Na groep 7 wordt het pesten minder. De juf die Lucas dan heeft, pakt het pesten daadkrachtig aan. Toch is het nooit helemaal gestopt. „Zelfs toen ik in de eerste klas zat, op een andere school dan de pesters, scholden ze me via de klassen-app van de basisschool nog de huid vol”, vertelt hij.

Adem inhouden
Lange tijd vertelt Lucas aan niemand dat hij wordt gepest. Leerkrachten op zijn school zien het wel, maar doen niets. „Ze zeiden dat het niet zo erg was en dat het vanzelf wel over zou gaan”, vertelt Lucas.

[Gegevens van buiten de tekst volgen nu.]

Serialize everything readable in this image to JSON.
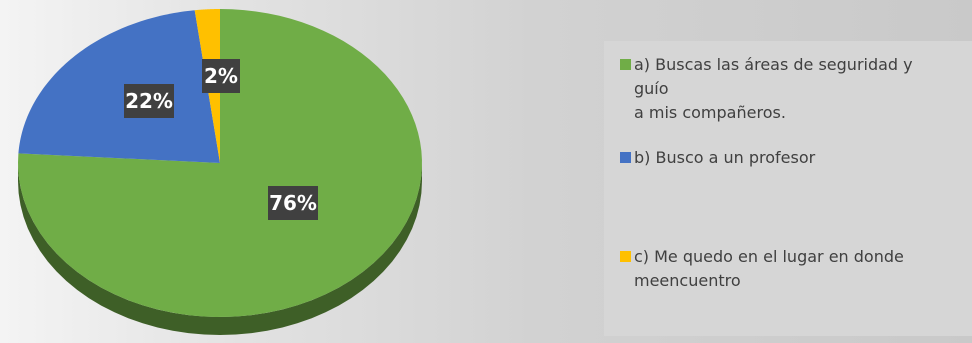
{
  "chart_data": {
    "type": "pie",
    "categories": [
      "a) Buscas las áreas de seguridad y guío a mis compañeros.",
      "b) Busco a un profesor",
      "c) Me quedo en el lugar en donde meencuentro"
    ],
    "values": [
      76,
      22,
      2
    ],
    "value_labels": [
      "76%",
      "22%",
      "2%"
    ],
    "colors": [
      "#70ad47",
      "#4472c4",
      "#ffc000"
    ],
    "label_background": "#404040",
    "label_color": "#ffffff",
    "legend_position": "right",
    "style": "3d"
  },
  "legend": {
    "items": [
      {
        "lines": [
          "a) Buscas las áreas de seguridad y",
          "guío",
          "a mis compañeros."
        ],
        "color": "#70ad47"
      },
      {
        "lines": [
          "b) Busco a un profesor"
        ],
        "color": "#4472c4"
      },
      {
        "lines": [
          "c) Me quedo en el lugar en donde",
          "meencuentro"
        ],
        "color": "#ffc000"
      }
    ]
  }
}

"Ik kreeg weer adem toen ik over het pesten ging praten."

Pas als hij al bijna van de basisschool af is, vertelt hij thuis over het pesten. Dat is een enorme opluchting, herinnert hij zich. „Als je praat heb je rust, dan is het even uit je hoofd. Het voelde alsof ik al die tijd mijn adem ingehouden had. Ik kreeg weer adem toen ik over het pesten ging praten.”

Onzeker
Op de basisschool is Lucas erg onzeker over zichzelf. „Ik dacht dat ze gelijk hadden”, zegt Lucas. „Ze lieten me geloven dat ik niets kan en nergens goed voor ben.” Zijn zelfbeeld is zelfs zo laag dat hij met de gedachte speelt zichzelf van het leven te beroven. „Ik dacht: „Het zou beter zijn als ik er niet geweest was.”

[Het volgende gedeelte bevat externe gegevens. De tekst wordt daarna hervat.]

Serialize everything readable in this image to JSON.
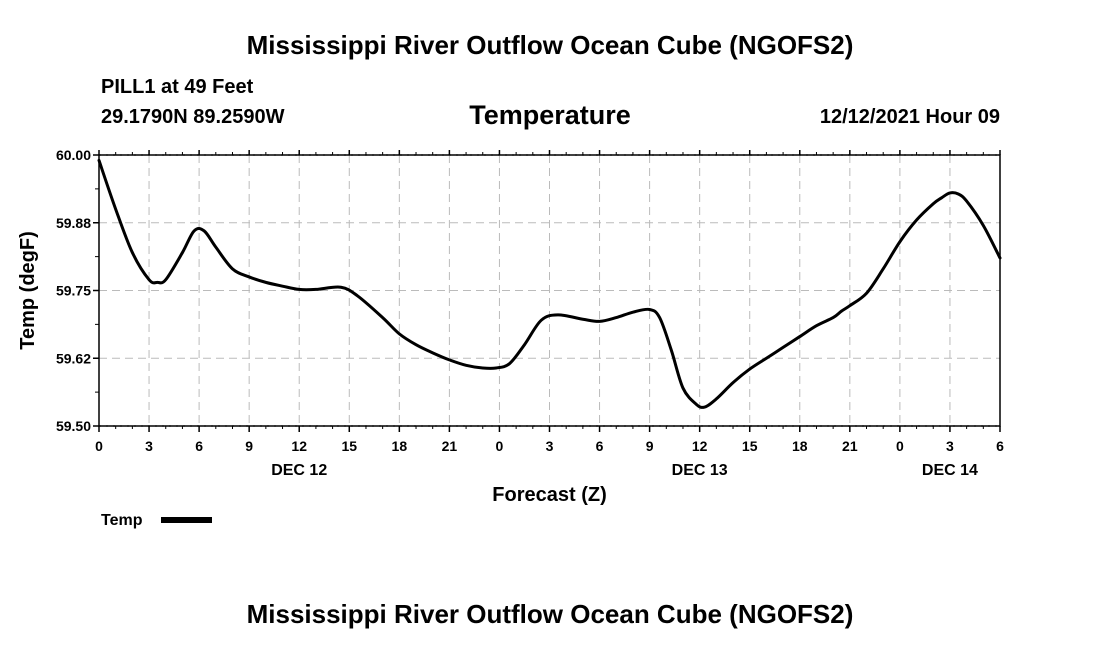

„Gelukkig heb ik dat niet gedaan”, glimlacht hij. „Mijn familie was er voor me, die zorgde ervoor dat ik toch wilde blijven leven. Zij waren het positieve in mijn leven, daardoor wilde ik hier blijven.”

Nieuwe start
Op de middelbare school maakt Lucas een nieuwe start. Tegen zijn nieuwe klasgenoten is hij open over zijn pestverleden. Toch vertelt hij pas alles als het pesten op zijn nieuwe school ook dreigt te beginnen. „Ik vertelde hoe ellendig ik me voelde en dat ik dood wilde. Daar schrokken ze erg van.” Sindsdien houden zijn klasgenoten rekening met Lucas’ verleden; ze pesten hem niet langer en proberen dingen die hem aan zijn pestverleden herinneren, te vermijden. Gemoedelijke grapjes over zijn rode haar maken dus ze niet meer.

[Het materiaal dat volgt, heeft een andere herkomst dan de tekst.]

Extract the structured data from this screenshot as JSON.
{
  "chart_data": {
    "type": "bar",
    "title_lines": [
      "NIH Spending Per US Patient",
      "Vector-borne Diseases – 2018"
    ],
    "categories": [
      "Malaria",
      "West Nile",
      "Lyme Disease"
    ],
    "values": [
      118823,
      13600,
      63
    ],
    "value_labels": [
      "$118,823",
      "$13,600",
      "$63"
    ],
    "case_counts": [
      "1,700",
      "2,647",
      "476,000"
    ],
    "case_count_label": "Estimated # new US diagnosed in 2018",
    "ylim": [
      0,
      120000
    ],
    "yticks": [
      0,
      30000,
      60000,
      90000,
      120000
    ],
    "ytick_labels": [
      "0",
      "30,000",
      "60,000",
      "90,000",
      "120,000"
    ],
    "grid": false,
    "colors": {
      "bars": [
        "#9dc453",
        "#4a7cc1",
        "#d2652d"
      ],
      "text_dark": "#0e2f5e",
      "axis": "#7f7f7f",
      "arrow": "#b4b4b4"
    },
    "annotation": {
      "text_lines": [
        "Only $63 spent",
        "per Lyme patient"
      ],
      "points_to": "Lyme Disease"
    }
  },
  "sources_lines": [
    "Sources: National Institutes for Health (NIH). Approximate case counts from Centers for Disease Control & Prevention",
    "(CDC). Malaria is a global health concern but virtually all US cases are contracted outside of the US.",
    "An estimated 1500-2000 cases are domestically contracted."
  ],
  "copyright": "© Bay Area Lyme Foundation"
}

"Ik dacht: "Het zou beter zijn als ik er niet geweest was", vertelt Lucas."

Hoewel Lucas op zijn nieuwe school niet gepest wordt, achtervolgen de pesters van de basisschool hem nog steeds. „Ze schelden me uit als ik hen tegenkom op straat.”

Angst
Lucas’ leven wordt nog altijd beheerst door angst, al ziet hij zijn pesters niet vaak meer. „Ik ben bang als ik hen tegenkom. Dan schiet ik gauw een straatje in, zodat ze me niet zien.” Als hij hen niet kan ontlopen, probeert hij de jongens te negeren.

"Ik ben al snel bang dat het pesten weer begint."

Ook de angst dat het pesten op zijn nieuwe school alsnog begint, zit er diep vanbinnen nog steeds, vertelt Lucas. „Als klasgenoten voor de grap mijn stoel naar achteren trekken of elastiekje naar me schieten, raak ik in paniek. Dan denk ik dat het pesten weer begint.” Als hij klasgenoten erop aanspreekt, blijken ze het niet gemeen bedoeld te hebben. „Ik leer langzaam om zulke ‘grapjes’ te relativeren.”

Behandeling
Nu volgt Lucas een EMDR-behandeling: Eye Movement Desensitization and Reprocessing, betekent dat. Deze behandeling helpt hem zijn trauma te verwerken en zijn verleden een plaats te geven. In dit traject haalt hij pijnlijke herinneringen op uit zijn verleden.

De onzekerheid over zichzelf verdwijnt stukje bij beetje. Lucas: „Vroeger raakte ik snel in paniek en was ik heel bang, dat wordt nu minder.” Hij durft nu meer voor zichzelf op te komen, vertelt hij. „Vroeger kroop ik in een hoekje als mensen me pestten, nu zeg ik er iets van.”

Wat Lucas wil zeggen...

"Mijn hele jeugd is kapotgemaakt."

...tegen mensen die gepest worden: „Doe je mond open. Praat erover. Je kunt het vaak niet alleen oplossen. Zoek daarom hulp bij anderen.”
...tegen pesters: „Stop ermee. Mijn pesters hebben geen idee van wat ze me hebben aangedaan. Pesten is ingrijpender dan mensen denken. Mijn hele jeugd is erdoor kapotgemaakt.”

Dit is deel 1 in een tweeluik over pesten, in de aanloop naar de landelijke Week Tegen Pesten volgende week. Lucas heet in werkelijkheid anders. Zijn echte naam is bekend bij de redactie.